His expression darkened slightly. “Maelis–”
“No, listen.” I leaned closer to the screen, urgency creeping into my voice. “I’m not asking you to watch me nearly drown again. I’ve made a checklist. Spare cylinders, backup lights, emergency lines. I’ll be prepared this time. But I can’t do this without you.”
"It is not just danger. I'm not supposed to leave this building, let alone go for a dive with you. If we're discovered... it won't end well."
"I know," I said quietly. I knew what I was asking of him. "But... something is drawing me back to that cave. I can't explain it. I need to go back. I need to know what these bubbles mean. What causes them.
Don’t you want to know what made them?”
His gills fluttered once, his jaw tight.
“I want to know,” he admitted at last. “But I want you safe more.”
I hesitated, then pressed my hand to the screen as if I could reach through to him. “Then come with me. Help me make it safe. Together.”
For a long moment he didn’t move. Then his massive hand lifted, mirroring mine from the other side of the glass. “You are stubborn,” he murmured.
“Occupational hazard,” I said with a weak smile. “Dive instructor.”
The corner of his mouth twitched, quickly suppressed. “Very well. We will plan. Carefully. No one must know.”
Relief loosened something tight in my chest. “Thank you.”
He leaned closer, voice a low rumble that seemed to vibrate through the connection. “But if anything happens, Maelis… I will not forgive myself.”
I swallowed hard, pulse racing. “Then we’ll make sure nothing does.”
We stared at each other, the air between us charged even through a screen. The cave, the bubbles, the rules – all of it waited beneath the surface. But for the first time, it felt like something we’d face together.
“I’ll bring spare cylinders this time,” I said quickly when he didn't reply. “Backup lights, reels, everything. I won’t make the same mistake twice.”
“You should not have made it once,” he countered, but there was no real anger in his voice – only the rasp of fear still lingering in him.
I lifted my chin. “That’s why you’ll be with me. We do this carefully. No risks we don’t account for.”
His eyes narrowed slightly, weighing me the way a commander weighs the readiness of a warrior. At last, he nodded. “Dawn. Fewer eyes watching then. Rainse can cover for us.”

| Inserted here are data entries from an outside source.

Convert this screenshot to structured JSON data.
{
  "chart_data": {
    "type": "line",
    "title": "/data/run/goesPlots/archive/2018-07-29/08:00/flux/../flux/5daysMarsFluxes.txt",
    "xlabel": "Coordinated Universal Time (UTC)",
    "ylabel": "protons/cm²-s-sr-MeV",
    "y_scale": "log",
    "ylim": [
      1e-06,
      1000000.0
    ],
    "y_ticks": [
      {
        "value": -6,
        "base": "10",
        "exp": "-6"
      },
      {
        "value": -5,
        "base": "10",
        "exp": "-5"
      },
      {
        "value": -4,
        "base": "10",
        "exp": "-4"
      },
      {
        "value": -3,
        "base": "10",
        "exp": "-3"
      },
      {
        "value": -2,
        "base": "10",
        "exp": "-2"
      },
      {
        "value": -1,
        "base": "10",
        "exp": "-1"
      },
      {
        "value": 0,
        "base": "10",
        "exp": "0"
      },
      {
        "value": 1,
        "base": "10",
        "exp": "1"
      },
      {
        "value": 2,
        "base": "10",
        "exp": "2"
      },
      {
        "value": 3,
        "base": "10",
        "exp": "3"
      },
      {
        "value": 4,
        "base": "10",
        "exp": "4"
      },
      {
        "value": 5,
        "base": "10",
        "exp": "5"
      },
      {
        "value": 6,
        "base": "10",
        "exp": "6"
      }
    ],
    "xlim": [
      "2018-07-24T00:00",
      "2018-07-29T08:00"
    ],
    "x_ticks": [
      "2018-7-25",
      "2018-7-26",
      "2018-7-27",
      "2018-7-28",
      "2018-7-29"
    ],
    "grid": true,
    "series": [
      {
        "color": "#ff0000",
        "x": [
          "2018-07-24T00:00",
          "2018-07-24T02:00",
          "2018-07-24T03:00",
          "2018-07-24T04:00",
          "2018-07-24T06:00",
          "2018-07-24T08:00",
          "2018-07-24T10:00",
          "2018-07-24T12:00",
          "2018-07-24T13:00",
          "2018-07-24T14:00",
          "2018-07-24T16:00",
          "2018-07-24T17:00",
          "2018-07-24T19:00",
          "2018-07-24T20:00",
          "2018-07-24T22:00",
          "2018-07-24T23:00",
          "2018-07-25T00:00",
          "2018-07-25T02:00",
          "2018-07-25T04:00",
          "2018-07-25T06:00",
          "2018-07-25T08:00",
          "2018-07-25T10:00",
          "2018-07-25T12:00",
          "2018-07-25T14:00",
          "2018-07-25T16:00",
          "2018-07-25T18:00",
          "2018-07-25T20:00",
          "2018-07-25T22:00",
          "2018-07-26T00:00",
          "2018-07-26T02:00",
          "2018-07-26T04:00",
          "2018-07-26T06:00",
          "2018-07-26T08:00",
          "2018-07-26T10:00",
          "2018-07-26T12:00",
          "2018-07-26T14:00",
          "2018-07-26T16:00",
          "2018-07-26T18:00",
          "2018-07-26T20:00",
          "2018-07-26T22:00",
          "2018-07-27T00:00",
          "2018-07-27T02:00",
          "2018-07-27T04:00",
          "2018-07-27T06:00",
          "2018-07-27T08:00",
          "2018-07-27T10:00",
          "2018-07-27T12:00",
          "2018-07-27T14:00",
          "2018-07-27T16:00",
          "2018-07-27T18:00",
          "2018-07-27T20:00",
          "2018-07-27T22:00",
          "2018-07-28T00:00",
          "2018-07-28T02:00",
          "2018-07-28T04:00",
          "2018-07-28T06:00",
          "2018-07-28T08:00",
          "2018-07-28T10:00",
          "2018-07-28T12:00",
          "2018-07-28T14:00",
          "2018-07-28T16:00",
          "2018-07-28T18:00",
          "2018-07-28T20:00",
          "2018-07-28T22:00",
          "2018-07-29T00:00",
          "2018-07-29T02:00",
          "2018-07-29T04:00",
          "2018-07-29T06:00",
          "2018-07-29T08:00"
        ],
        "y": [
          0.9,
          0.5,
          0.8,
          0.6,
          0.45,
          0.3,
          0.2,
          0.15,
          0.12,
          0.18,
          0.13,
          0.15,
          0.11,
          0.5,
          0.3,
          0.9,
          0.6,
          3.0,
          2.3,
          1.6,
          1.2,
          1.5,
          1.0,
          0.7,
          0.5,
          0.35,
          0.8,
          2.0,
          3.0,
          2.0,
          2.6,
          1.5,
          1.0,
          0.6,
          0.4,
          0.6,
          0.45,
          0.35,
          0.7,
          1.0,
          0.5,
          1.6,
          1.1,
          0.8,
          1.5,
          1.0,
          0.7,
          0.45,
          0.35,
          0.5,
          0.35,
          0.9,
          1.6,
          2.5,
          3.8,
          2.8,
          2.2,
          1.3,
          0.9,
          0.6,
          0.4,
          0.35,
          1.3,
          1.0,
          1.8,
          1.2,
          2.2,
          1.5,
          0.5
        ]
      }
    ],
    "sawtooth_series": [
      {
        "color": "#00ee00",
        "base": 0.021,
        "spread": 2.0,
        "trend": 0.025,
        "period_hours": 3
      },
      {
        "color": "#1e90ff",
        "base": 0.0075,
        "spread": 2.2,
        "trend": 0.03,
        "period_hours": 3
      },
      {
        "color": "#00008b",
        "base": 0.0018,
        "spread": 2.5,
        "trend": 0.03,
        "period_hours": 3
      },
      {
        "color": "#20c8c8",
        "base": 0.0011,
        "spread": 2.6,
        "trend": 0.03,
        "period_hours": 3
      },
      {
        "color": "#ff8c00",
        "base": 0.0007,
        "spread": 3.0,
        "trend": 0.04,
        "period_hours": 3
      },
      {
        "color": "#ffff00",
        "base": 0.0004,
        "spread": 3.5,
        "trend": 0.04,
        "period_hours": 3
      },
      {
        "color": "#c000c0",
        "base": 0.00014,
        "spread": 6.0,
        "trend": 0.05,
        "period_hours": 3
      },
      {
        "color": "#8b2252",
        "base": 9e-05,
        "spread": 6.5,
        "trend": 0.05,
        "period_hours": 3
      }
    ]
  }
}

Silence stretched between us again, heavy but not uncomfortable. My fingers itched to reach for him, though all I had was a screen.
“Maelis.” His voice was low, hesitant in a way I hadn’t heard before. “When you are with me under the water… stay close. Always. Promise me this.”
“I promise,” I whispered.
His shoulders lowered as though a weight had lifted, though his gaze was still fierce, still protective. “Then we will see what the sea is hiding.”
The line clicked softly, the call ending before I could say anything more.
I stared at my reflection on the darkened screen, heart pounding, gear still spread across the bed. Suddenly, I didn’t feel like the woman who had almost died in the dark deep.
I felt like someone about to discover something extraordinary.